Parks is the first faculty member to occupy the McKinnie Professorship, established through an estate gift from Madeline McKinnie, a friend of the college.
Parks’ research looks at issues of economic inequality, immigration, residential segregation, community development, and racial and gender inequality. She analyzes how employers and labor markets influence the jobs and incomes of immigrants, native-born minorities and women. A central concern informing her research and teaching is how local communities can respond to these patterns of inequality through organizing and development efforts.

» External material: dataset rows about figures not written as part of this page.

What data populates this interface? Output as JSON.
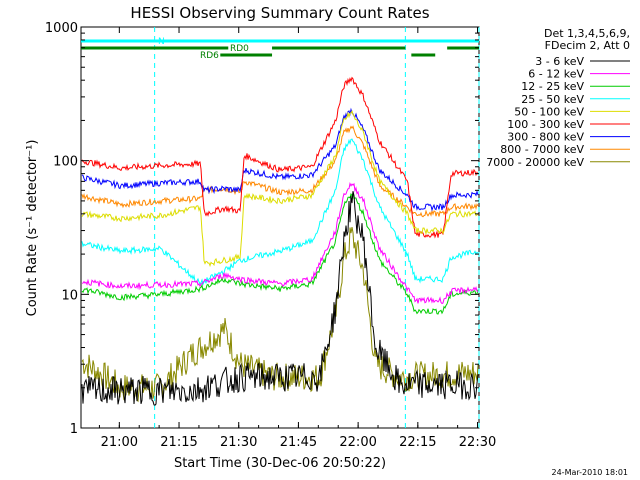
{
  "chart_data": {
    "type": "line",
    "title": "HESSI Observing Summary Count Rates",
    "xlabel": "Start Time (30-Dec-06 20:50:22)",
    "ylabel": "Count Rate (s⁻¹ detector⁻¹)",
    "x_unit": "minutes since 20:50:22 UT",
    "xlim": [
      0,
      100
    ],
    "ylim": [
      1,
      1000
    ],
    "y_scale": "log",
    "x_ticks": [
      {
        "label": "21:00",
        "value": 9.63
      },
      {
        "label": "21:15",
        "value": 24.63
      },
      {
        "label": "21:30",
        "value": 39.63
      },
      {
        "label": "21:45",
        "value": 54.63
      },
      {
        "label": "22:00",
        "value": 69.63
      },
      {
        "label": "22:15",
        "value": 84.63
      },
      {
        "label": "22:30",
        "value": 99.63
      }
    ],
    "y_ticks": [
      {
        "label": "1",
        "value": 1
      },
      {
        "label": "10",
        "value": 10
      },
      {
        "label": "100",
        "value": 100
      },
      {
        "label": "1000",
        "value": 1000
      }
    ],
    "legend": {
      "position": "right",
      "header": [
        "Det 1,3,4,5,6,9,",
        "FDecim 2, Att 0"
      ]
    },
    "series": [
      {
        "name": "3 - 6 keV",
        "color": "#000000",
        "x": [
          0,
          28,
          40,
          60,
          64,
          66,
          68,
          71,
          74,
          80,
          100
        ],
        "y": [
          1.9,
          1.9,
          2.4,
          2.4,
          8,
          25,
          50,
          25,
          4,
          2.1,
          2.1
        ]
      },
      {
        "name": "6 - 12 keV",
        "color": "#ff00ff",
        "x": [
          0,
          10,
          20,
          30,
          36,
          40,
          50,
          58,
          64,
          66,
          68,
          71,
          75,
          82,
          84,
          91,
          93,
          100
        ],
        "y": [
          12.5,
          11.5,
          11.8,
          12,
          14,
          13,
          12,
          13,
          30,
          55,
          68,
          50,
          22,
          11,
          9,
          9,
          10.5,
          11
        ]
      },
      {
        "name": "12 - 25 keV",
        "color": "#00cc00",
        "x": [
          0,
          10,
          20,
          30,
          36,
          40,
          50,
          58,
          64,
          66,
          68,
          71,
          75,
          82,
          84,
          91,
          93,
          100
        ],
        "y": [
          11,
          9.5,
          10,
          11,
          13,
          12,
          11,
          12,
          25,
          45,
          58,
          40,
          18,
          10,
          7.5,
          7.5,
          10,
          10.5
        ]
      },
      {
        "name": "25 - 50 keV",
        "color": "#00ffff",
        "x": [
          0,
          10,
          20,
          30,
          36,
          40,
          50,
          58,
          64,
          66,
          68,
          71,
          75,
          82,
          84,
          91,
          93,
          100
        ],
        "y": [
          24,
          21,
          22,
          12,
          15,
          18,
          21,
          25,
          60,
          120,
          145,
          100,
          45,
          20,
          13,
          13,
          19,
          21
        ]
      },
      {
        "name": "50 - 100 keV",
        "color": "#dddd00",
        "x": [
          0,
          10,
          20,
          30,
          31,
          36,
          40,
          41,
          50,
          58,
          64,
          66,
          68,
          71,
          75,
          82,
          84,
          91,
          93,
          100
        ],
        "y": [
          40,
          37,
          39,
          45,
          17,
          18,
          19,
          55,
          50,
          55,
          110,
          200,
          230,
          160,
          70,
          40,
          30,
          30,
          40,
          40
        ]
      },
      {
        "name": "100 - 300 keV",
        "color": "#ff0000",
        "x": [
          0,
          10,
          20,
          30,
          31,
          36,
          40,
          41,
          50,
          58,
          64,
          66,
          68,
          71,
          75,
          82,
          84,
          91,
          93,
          100
        ],
        "y": [
          100,
          88,
          92,
          95,
          40,
          44,
          42,
          110,
          85,
          90,
          200,
          360,
          420,
          300,
          140,
          70,
          28,
          28,
          80,
          82
        ]
      },
      {
        "name": "300 - 800 keV",
        "color": "#0000ff",
        "x": [
          0,
          10,
          20,
          30,
          31,
          36,
          40,
          41,
          50,
          58,
          64,
          66,
          68,
          71,
          75,
          82,
          84,
          91,
          93,
          100
        ],
        "y": [
          75,
          65,
          68,
          70,
          60,
          62,
          60,
          85,
          75,
          78,
          130,
          210,
          240,
          170,
          85,
          55,
          45,
          45,
          55,
          56
        ]
      },
      {
        "name": "800 - 7000 keV",
        "color": "#ff8800",
        "x": [
          0,
          10,
          20,
          30,
          31,
          36,
          40,
          41,
          50,
          58,
          64,
          66,
          68,
          71,
          75,
          82,
          84,
          91,
          93,
          100
        ],
        "y": [
          55,
          47,
          50,
          52,
          60,
          62,
          58,
          70,
          58,
          60,
          100,
          160,
          180,
          130,
          65,
          45,
          40,
          40,
          45,
          46
        ]
      },
      {
        "name": "7000 - 20000 keV",
        "color": "#888800",
        "x": [
          0,
          10,
          20,
          28,
          36,
          40,
          48,
          60,
          64,
          66,
          68,
          71,
          74,
          80,
          100
        ],
        "y": [
          3.2,
          2.0,
          2.0,
          3.6,
          5.5,
          3.0,
          2.4,
          2.4,
          7,
          18,
          28,
          15,
          3,
          2.4,
          2.6
        ]
      }
    ],
    "annotations": {
      "vlines": [
        18.5,
        81.5,
        100
      ],
      "bars": [
        {
          "label": "N",
          "color": "#00ffff",
          "row": 0,
          "segments": [
            [
              0,
              100
            ]
          ]
        },
        {
          "label": "RD0",
          "color": "#008000",
          "row": 1,
          "segments": [
            [
              0,
              37
            ],
            [
              48,
              81.5
            ],
            [
              92,
              100
            ]
          ]
        },
        {
          "label": "RD6",
          "color": "#008000",
          "row": 2,
          "segments": [
            [
              35,
              48
            ],
            [
              83,
              89
            ]
          ]
        }
      ]
    }
  },
  "footer": {
    "date": "24-Mar-2010 18:01"
  }
}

Her papers in top-ranked academic journals such as the Journal of Urban Affairs, the Annals of the Association of American Geographers, the International Journal of Urban and Regional Research and Urban Geography consider issues such as the variation of racial wage inequality and rates of low-wage work in different cities, African American employment in the public sector, the role of unions in protecting the rights of immigrant workers, and the position of immigrant and African American workers in the workforce relative to one another.
Parks earned a B.A. in humanities and history from the University of Colorado, and an M.A. in urban planning and a Ph.D in geography from UCLA.

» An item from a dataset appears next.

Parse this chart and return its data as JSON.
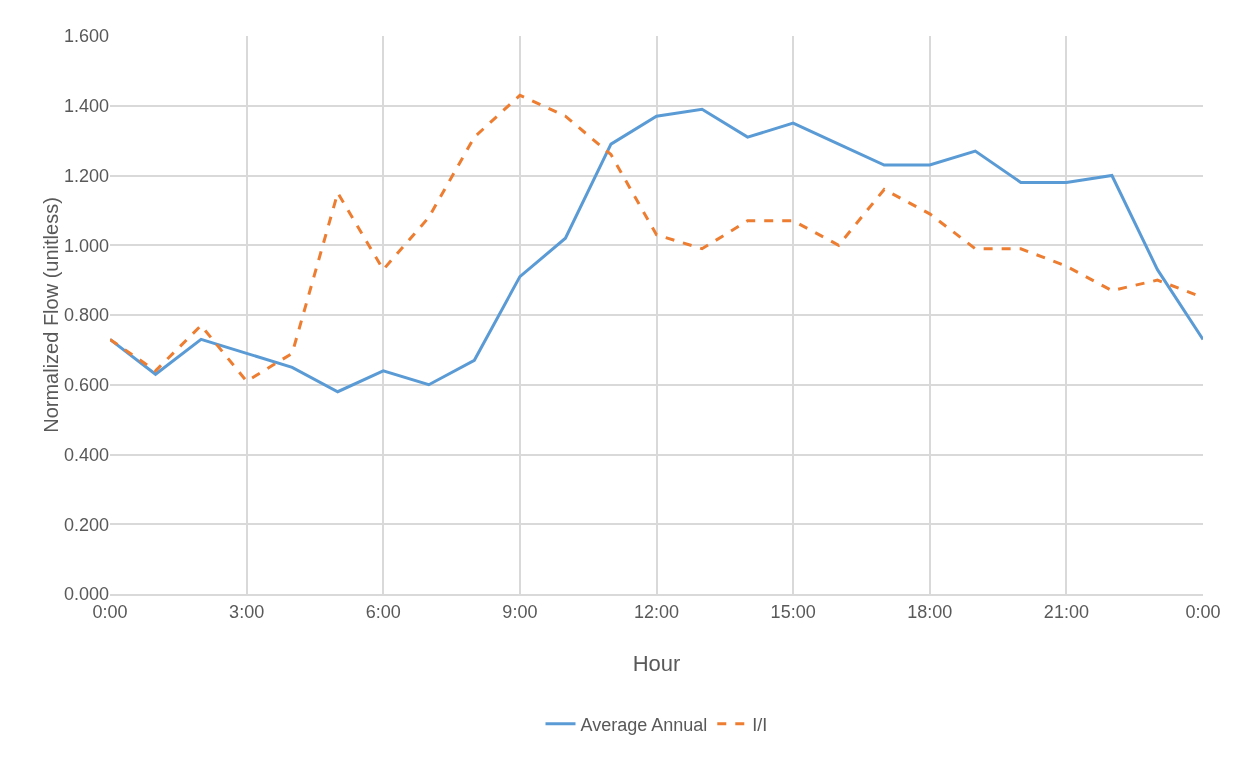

While a visiting scholar at the Russell Sage Foundation, Parks worked with political scientist Dorian Warren of Columbia University on research into local responses to economic inequality and the plight of low-wage workers. These include community efforts in Los Angeles and Chicago to pass local ordinances to ban low-wage "big box" employers like Walmart from opening new outlets and to adopt local minimum wage laws above federal and state levels. Parks and Warren are now writing a book on the topic.

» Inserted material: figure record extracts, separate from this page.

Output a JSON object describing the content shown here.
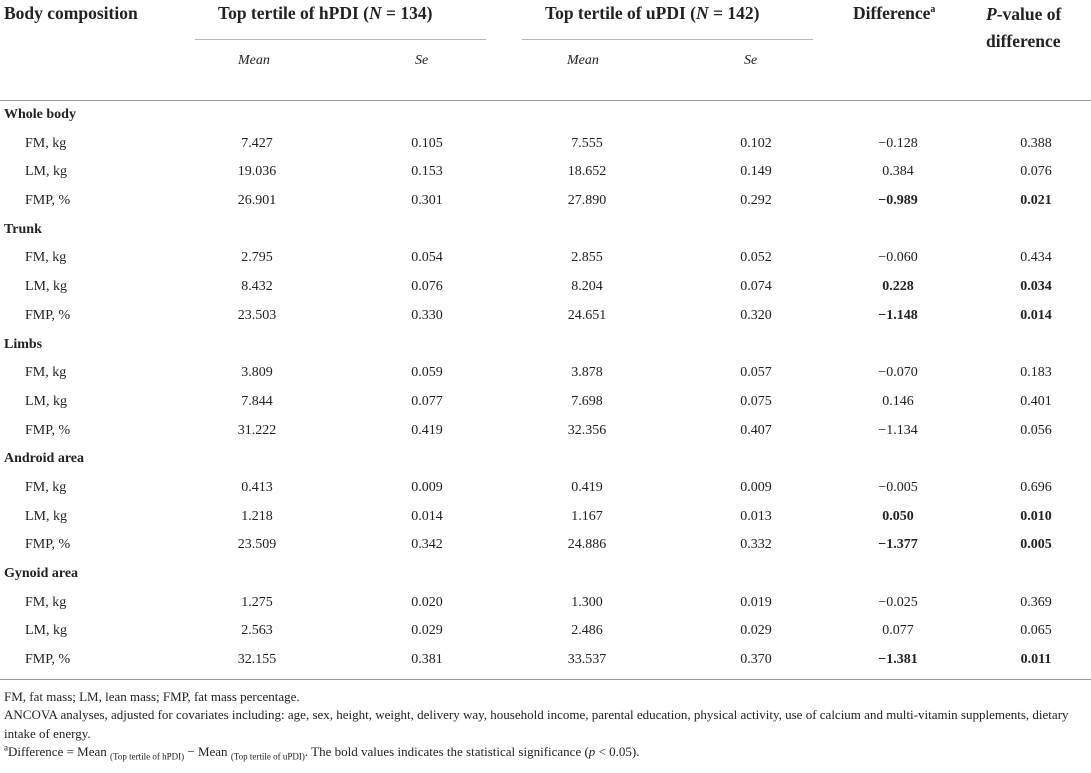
{
  "header": {
    "col0": "Body composition",
    "group1": "Top tertile of hPDI (N = 134)",
    "group1_pre": "Top tertile of hPDI (",
    "group1_n": "N",
    "group1_post": " = 134)",
    "group2_pre": "Top tertile of uPDI (",
    "group2_n": "N",
    "group2_post": " = 142)",
    "difference": "Difference",
    "difference_sup": "a",
    "pvalue_line1_italic": "P",
    "pvalue_line1_rest": "-value of",
    "pvalue_line2": "difference",
    "sub_mean1": "Mean",
    "sub_se1": "Se",
    "sub_mean2": "Mean",
    "sub_se2": "Se"
  },
  "sections": [
    {
      "title": "Whole body",
      "rows": [
        {
          "label": "FM, kg",
          "mean1": "7.427",
          "se1": "0.105",
          "mean2": "7.555",
          "se2": "0.102",
          "diff": "−0.128",
          "p": "0.388",
          "bold": false
        },
        {
          "label": "LM, kg",
          "mean1": "19.036",
          "se1": "0.153",
          "mean2": "18.652",
          "se2": "0.149",
          "diff": "0.384",
          "p": "0.076",
          "bold": false
        },
        {
          "label": "FMP, %",
          "mean1": "26.901",
          "se1": "0.301",
          "mean2": "27.890",
          "se2": "0.292",
          "diff": "−0.989",
          "p": "0.021",
          "bold": true
        }
      ]
    },
    {
      "title": "Trunk",
      "rows": [
        {
          "label": "FM, kg",
          "mean1": "2.795",
          "se1": "0.054",
          "mean2": "2.855",
          "se2": "0.052",
          "diff": "−0.060",
          "p": "0.434",
          "bold": false
        },
        {
          "label": "LM, kg",
          "mean1": "8.432",
          "se1": "0.076",
          "mean2": "8.204",
          "se2": "0.074",
          "diff": "0.228",
          "p": "0.034",
          "bold": true
        },
        {
          "label": "FMP, %",
          "mean1": "23.503",
          "se1": "0.330",
          "mean2": "24.651",
          "se2": "0.320",
          "diff": "−1.148",
          "p": "0.014",
          "bold": true
        }
      ]
    },
    {
      "title": "Limbs",
      "rows": [
        {
          "label": "FM, kg",
          "mean1": "3.809",
          "se1": "0.059",
          "mean2": "3.878",
          "se2": "0.057",
          "diff": "−0.070",
          "p": "0.183",
          "bold": false
        },
        {
          "label": "LM, kg",
          "mean1": "7.844",
          "se1": "0.077",
          "mean2": "7.698",
          "se2": "0.075",
          "diff": "0.146",
          "p": "0.401",
          "bold": false
        },
        {
          "label": "FMP, %",
          "mean1": "31.222",
          "se1": "0.419",
          "mean2": "32.356",
          "se2": "0.407",
          "diff": "−1.134",
          "p": "0.056",
          "bold": false
        }
      ]
    },
    {
      "title": "Android area",
      "rows": [
        {
          "label": "FM, kg",
          "mean1": "0.413",
          "se1": "0.009",
          "mean2": "0.419",
          "se2": "0.009",
          "diff": "−0.005",
          "p": "0.696",
          "bold": false
        },
        {
          "label": "LM, kg",
          "mean1": "1.218",
          "se1": "0.014",
          "mean2": "1.167",
          "se2": "0.013",
          "diff": "0.050",
          "p": "0.010",
          "bold": true
        },
        {
          "label": "FMP, %",
          "mean1": "23.509",
          "se1": "0.342",
          "mean2": "24.886",
          "se2": "0.332",
          "diff": "−1.377",
          "p": "0.005",
          "bold": true
        }
      ]
    },
    {
      "title": "Gynoid area",
      "rows": [
        {
          "label": "FM, kg",
          "mean1": "1.275",
          "se1": "0.020",
          "mean2": "1.300",
          "se2": "0.019",
          "diff": "−0.025",
          "p": "0.369",
          "bold": false
        },
        {
          "label": "LM, kg",
          "mean1": "2.563",
          "se1": "0.029",
          "mean2": "2.486",
          "se2": "0.029",
          "diff": "0.077",
          "p": "0.065",
          "bold": false
        },
        {
          "label": "FMP, %",
          "mean1": "32.155",
          "se1": "0.381",
          "mean2": "33.537",
          "se2": "0.370",
          "diff": "−1.381",
          "p": "0.011",
          "bold": true
        }
      ]
    }
  ],
  "footnotes": {
    "abbrev": "FM, fat mass; LM, lean mass; FMP, fat mass percentage.",
    "ancova": "ANCOVA analyses, adjusted for covariates including: age, sex, height, weight, delivery way, household income, parental education, physical activity, use of calcium and multi-vitamin supplements, dietary intake of energy.",
    "diff_sup": "a",
    "diff_a": "Difference = Mean ",
    "diff_sub1": "(Top tertile of hPDI)",
    "diff_mid": " − Mean ",
    "diff_sub2": "(Top tertile of uPDI)",
    "diff_end_pre": ". The bold values indicates the statistical significance (",
    "diff_p": "p",
    "diff_end_post": " < 0.05)."
  }
}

Parks has been the recipient of several major research grants from the National Science Foundation, the latest of which provided funding for an investigation into the uneven impact of the post-recession economic recovery. She found that whether people found new jobs, the kinds of jobs they got, and the wages those jobs paid, depended a great deal on their race, gender, immigrant status, and the neighborhoods where they lived.
As part of Occidental’s Urban & Environmental Policy Department, Parks will teach courses in community economic development, workers’ rights in the global economy, policy analysis, community organizing, and research methods. The department has a national reputation for its success in engaging students in applied research and for its faculty’s scholarship on real-world issues of housing, jobs, environmental justice, public health, and transportation.
The department is closely affiliated with the Urban & Environmental Policy Institute (UEPI), an action research center that conducts research and implements programs related to food justice, environmental sustainability, transportation and streets, global trade, and environmental health. UEPI founder Robert Gottlieb retired this year after teaching at Occidental since 1996. In addition to Parks, UEP faculty includes department chair Peter Dreier, E.P. Clapp Distinguished Professor of Politics; Martha Matsuoka ’83 (who is replacing Gottlieb as UEPI director); and Bhavna Shamasunder.